Este texto não é uma crítica musical, antes o breve relato de um pequeno-grande milagre que é encontrar um disco que há muito se desejava ter em vinil. Era Kid naquele tempo, e amava desesperadamente Seu Espião.
Há momentos de grande felicidade. Felizmente que sim. Tornam-se ainda maiores, quando totalmente inesperados. Em particular, no caso vertente, tive de esperar décadas, sem sequer estar à espera que ainda pudesse acontecer. Era o vinil, o vinil original, que tanto desejava, e cuja ausência havia sido mitigada pelo cd do mesmo álbum, há já bastante tempo. Mas entre a pequena e a grande rodela musicada, vai uma distância que julgaria não ser possível percorrer. Aconteceu! Aconteceu há duas semanas, mais coisa menos coisa, numa feira de vinil que se vai realizando em Benfica, à qual fui pela primeira vez. Bendita decisão. Para mais, não foi a única surpresa. Outra houve, também procurada há muitos e muitos anos, mas essa não é para aqui chamada, pelo menos por agora. Quem sabe, mais tarde, noutro texto futuro?

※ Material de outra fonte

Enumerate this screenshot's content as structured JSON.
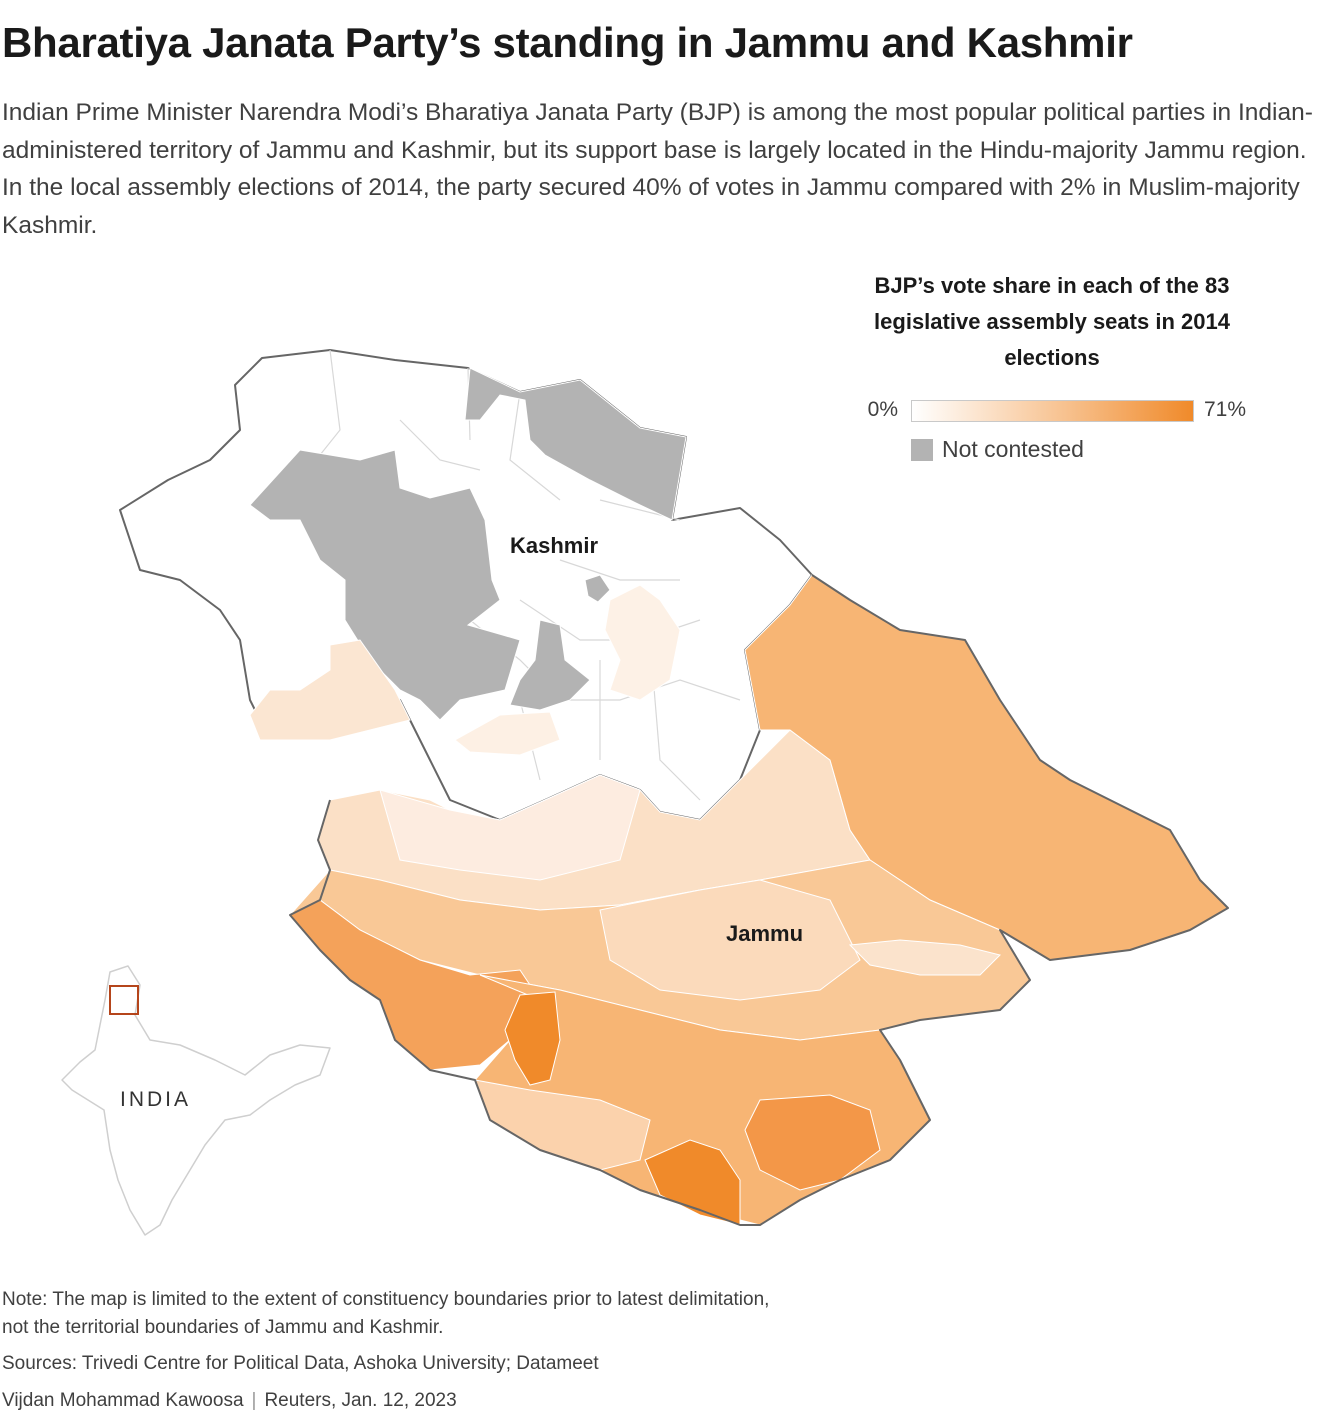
{
  "header": {
    "title": "Bharatiya Janata Party’s standing in Jammu and Kashmir",
    "dek": "Indian Prime Minister Narendra Modi’s Bharatiya Janata Party (BJP) is among the most popular political parties in Indian-administered territory of Jammu and Kashmir, but its support base is largely located in the Hindu-majority Jammu region. In the local assembly elections of 2014, the party secured 40% of votes in Jammu compared with 2% in Muslim-majority Kashmir."
  },
  "legend": {
    "title": "BJP’s vote share in each of the 83 legislative assembly seats in 2014 elections",
    "min_label": "0%",
    "max_label": "71%",
    "scale_min": 0,
    "scale_max": 71,
    "not_contested_label": "Not contested",
    "colors": {
      "low": "#ffffff",
      "high": "#f08a2a",
      "not_contested": "#b3b3b3",
      "border": "#666666"
    }
  },
  "map": {
    "region_labels": {
      "kashmir": "Kashmir",
      "jammu": "Jammu"
    },
    "inset_label": "INDIA"
  },
  "footer": {
    "note": "Note: The map is limited to the extent of constituency boundaries prior to latest delimitation, not the territorial boundaries of Jammu and Kashmir.",
    "sources": "Sources: Trivedi Centre for Political Data, Ashoka University; Datameet",
    "author": "Vijdan Mohammad Kawoosa",
    "publisher_date": "Reuters, Jan. 12, 2023"
  }
}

Mas é conveniente manter o foco, para que a estória continue. Dedilhando centenas de discos de vinil, eis que me deparo com ele, o desejado, o Dom Sebastião do pop-rock brasileiro, com a eterna rainha Paula na capa, sentada nos degraus de uma escadaria, em pose simples mas certeira, vestido justo e vermelho, curto. Ao lado, um pouco mais atrás, nas mesmas escadarias, os três selvagens masculinos em pose algo robótica, parecendo tudo menos as abóboras que se tornaram conhecidíssimas a partir dos anos oitenta. Nem queria acreditar em tal sorte! Até tremi! Capa imaculada, vinil que nunca deve ter sido agraciado por qualquer agulha ao longo da vida. E, para a sorte ser ainda maior, o preço foi tão ridículo que até parece vergonha mencionar. Nunca mais o larguei da mão, e pela feira andei mais de duas horas.

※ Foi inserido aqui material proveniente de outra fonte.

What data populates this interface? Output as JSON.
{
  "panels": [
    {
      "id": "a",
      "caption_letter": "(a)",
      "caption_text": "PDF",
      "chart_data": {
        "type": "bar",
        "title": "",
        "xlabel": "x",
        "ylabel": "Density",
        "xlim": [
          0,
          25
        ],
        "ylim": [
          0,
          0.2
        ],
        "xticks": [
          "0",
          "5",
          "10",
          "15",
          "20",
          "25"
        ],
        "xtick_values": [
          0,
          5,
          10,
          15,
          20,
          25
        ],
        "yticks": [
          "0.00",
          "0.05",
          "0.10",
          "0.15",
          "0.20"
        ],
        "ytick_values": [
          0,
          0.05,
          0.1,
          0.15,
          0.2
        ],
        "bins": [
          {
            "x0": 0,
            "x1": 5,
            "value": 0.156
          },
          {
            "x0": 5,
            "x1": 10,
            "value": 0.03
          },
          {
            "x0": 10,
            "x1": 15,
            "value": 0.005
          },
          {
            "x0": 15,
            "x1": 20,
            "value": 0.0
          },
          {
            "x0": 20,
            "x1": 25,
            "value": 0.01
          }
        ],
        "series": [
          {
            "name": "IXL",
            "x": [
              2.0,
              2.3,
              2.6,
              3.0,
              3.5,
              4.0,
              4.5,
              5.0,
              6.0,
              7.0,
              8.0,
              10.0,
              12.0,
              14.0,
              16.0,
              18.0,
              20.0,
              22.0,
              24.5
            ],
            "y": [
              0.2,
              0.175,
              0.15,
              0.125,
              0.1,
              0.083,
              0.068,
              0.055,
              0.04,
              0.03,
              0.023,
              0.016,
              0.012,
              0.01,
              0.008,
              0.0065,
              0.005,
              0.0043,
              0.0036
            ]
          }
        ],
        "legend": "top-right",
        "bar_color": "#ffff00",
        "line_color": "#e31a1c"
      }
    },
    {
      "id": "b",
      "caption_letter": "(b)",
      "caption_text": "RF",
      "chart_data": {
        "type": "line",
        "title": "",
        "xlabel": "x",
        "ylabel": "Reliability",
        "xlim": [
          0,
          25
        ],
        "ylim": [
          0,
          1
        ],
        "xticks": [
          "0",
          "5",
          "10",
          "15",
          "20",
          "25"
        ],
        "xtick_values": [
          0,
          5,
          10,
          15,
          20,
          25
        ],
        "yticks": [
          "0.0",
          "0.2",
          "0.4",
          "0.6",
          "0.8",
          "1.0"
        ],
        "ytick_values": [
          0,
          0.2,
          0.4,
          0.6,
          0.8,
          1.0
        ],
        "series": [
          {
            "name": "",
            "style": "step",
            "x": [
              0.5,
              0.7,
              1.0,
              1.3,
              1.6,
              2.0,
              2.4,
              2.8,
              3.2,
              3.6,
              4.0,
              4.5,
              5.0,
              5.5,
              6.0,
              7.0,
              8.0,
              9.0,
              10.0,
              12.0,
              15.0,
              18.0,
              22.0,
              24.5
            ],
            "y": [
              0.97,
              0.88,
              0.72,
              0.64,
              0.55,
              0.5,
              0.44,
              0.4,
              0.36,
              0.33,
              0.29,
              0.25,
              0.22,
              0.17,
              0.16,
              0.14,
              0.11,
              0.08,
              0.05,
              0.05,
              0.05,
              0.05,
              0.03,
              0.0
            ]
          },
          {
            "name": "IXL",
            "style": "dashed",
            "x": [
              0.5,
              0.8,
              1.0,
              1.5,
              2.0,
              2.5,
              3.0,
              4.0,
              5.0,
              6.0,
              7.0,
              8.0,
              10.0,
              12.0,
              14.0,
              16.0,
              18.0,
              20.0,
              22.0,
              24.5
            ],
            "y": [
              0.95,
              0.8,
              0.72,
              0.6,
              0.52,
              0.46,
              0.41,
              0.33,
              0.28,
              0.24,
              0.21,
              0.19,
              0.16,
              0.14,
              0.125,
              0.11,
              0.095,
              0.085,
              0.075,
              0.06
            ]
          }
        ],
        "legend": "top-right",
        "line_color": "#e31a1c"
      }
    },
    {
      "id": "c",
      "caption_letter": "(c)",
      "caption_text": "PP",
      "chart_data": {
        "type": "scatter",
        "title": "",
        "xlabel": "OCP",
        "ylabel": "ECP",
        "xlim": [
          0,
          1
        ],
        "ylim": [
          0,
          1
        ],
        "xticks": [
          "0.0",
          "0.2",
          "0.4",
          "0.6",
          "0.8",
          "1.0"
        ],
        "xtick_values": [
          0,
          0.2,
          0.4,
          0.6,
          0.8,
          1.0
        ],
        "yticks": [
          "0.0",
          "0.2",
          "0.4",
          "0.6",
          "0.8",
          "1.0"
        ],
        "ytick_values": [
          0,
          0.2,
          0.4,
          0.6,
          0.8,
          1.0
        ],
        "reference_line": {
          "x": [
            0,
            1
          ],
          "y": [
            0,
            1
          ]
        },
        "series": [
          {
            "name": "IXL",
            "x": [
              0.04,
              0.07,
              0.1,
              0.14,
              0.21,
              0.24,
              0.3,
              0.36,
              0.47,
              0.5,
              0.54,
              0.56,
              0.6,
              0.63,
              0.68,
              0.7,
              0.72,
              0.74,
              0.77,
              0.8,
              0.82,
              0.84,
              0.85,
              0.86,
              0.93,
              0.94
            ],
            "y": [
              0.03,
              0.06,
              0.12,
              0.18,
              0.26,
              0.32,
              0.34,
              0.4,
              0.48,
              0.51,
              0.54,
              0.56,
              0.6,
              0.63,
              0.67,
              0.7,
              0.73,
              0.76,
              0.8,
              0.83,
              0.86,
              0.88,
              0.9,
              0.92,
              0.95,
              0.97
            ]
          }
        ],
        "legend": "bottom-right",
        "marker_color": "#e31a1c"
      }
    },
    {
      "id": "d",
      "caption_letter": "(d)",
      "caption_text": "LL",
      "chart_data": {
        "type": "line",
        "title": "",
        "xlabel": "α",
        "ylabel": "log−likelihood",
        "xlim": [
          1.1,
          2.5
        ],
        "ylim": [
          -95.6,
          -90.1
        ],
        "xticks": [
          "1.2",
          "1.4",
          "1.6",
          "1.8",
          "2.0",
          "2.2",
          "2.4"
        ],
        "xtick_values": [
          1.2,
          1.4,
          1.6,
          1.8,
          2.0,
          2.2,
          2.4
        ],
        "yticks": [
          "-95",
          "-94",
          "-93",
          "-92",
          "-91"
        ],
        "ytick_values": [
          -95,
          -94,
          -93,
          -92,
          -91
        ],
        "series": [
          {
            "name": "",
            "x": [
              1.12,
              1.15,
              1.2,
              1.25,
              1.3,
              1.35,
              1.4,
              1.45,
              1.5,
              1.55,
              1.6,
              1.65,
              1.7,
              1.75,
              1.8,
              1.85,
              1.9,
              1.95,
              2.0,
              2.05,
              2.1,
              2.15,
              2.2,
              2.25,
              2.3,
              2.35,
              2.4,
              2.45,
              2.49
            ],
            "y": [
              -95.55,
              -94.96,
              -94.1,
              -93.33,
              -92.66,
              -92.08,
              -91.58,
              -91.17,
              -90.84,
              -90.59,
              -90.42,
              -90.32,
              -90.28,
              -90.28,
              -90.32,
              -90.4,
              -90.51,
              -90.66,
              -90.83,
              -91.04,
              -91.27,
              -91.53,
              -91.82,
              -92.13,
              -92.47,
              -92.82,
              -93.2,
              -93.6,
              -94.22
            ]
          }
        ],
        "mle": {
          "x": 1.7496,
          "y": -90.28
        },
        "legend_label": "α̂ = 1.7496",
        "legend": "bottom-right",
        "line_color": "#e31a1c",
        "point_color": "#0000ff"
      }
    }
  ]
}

A 7 de fevereiro de 1984, o Brasil via nascer Seu Espião, primeiro longa duração dos Kid Abelha e os Abóboras Selvagens. Estourou no Brasil como fogo de artifício sonoro de uma (pelo menos) geração que se rendia ao brock como se não houvesse amanhã. É, acreditem, o único álbum que conheço (espero que a memória não me contrarie daqui a dias) em que qualquer das suas 10 canções são singles. Sim, singles com potencial de primeiro lugar de Top. Aliás, desse álbum sairam 7, para que percebam o que aqui se diz.
As canções e o tom de Seu Espião são do mais pop-rock possível, deliciosamente básicas, mais orelhudas do que as partes externas dos ouvidos do Dumbo. A crítica disse mal, muito mal, insurgindo-se por serem fúteis, descartáveis, superficiais e inúteis, musicalmente. O mesmo em relação às letras, cantadas pela deusa Paula Toller. Vaticinou-se o pior, que nunca singrariam no rock brasileiro que estava emergente e galopante, naqueles tempos. Disparate total. Foram reis durante muitos e bons anos, os Kid Abelha.
Vamos lá, então, dizer algo mais, se bem que pouca necessidade haverá. Basta colocarem Seu Espião a rodar para perceberem o encantamento teen que nele se encerra até ao final dos tempos. “Seu Espião”, “Nada Tanto Assim”, “Alice (Não Me Escreve Aquela Carta de Amor)”, “Hoje Eu Não Vou” e “Fixação” preenchem todo o Lado A, enquanto na outra face assentam as igualmente perfeitas “Como Eu Quero”, “Ele Quer Me Conquistar”, “Porque Não Eu?”, “Homem Com Uma Missão” e “Pintura Íntima”. Todas juntas são uma espécie de sonho da eterna juventude, hinos ao prazer de ser jovem, fatias sonoras de um tempo que a idade, essa maldita, rouba e afasta para sempre. Até a termos de novo nas mãos, claro. Por isso, o que aconteceu na feira que fui no dia 27 de setembro foi um autêntico regresso ao passado onde, na verdade, nunca estive como gostaria de ter estado, a ouvir Seu Espião em formato vinil, e não em cassetes BASF verdes, como verdadeiramente aconteceu nos idos e maravilhosos anos 80. A poucos dias de fazer 58 anos, dei por mim com 17, e isso é coisa que não tem preço, pois não?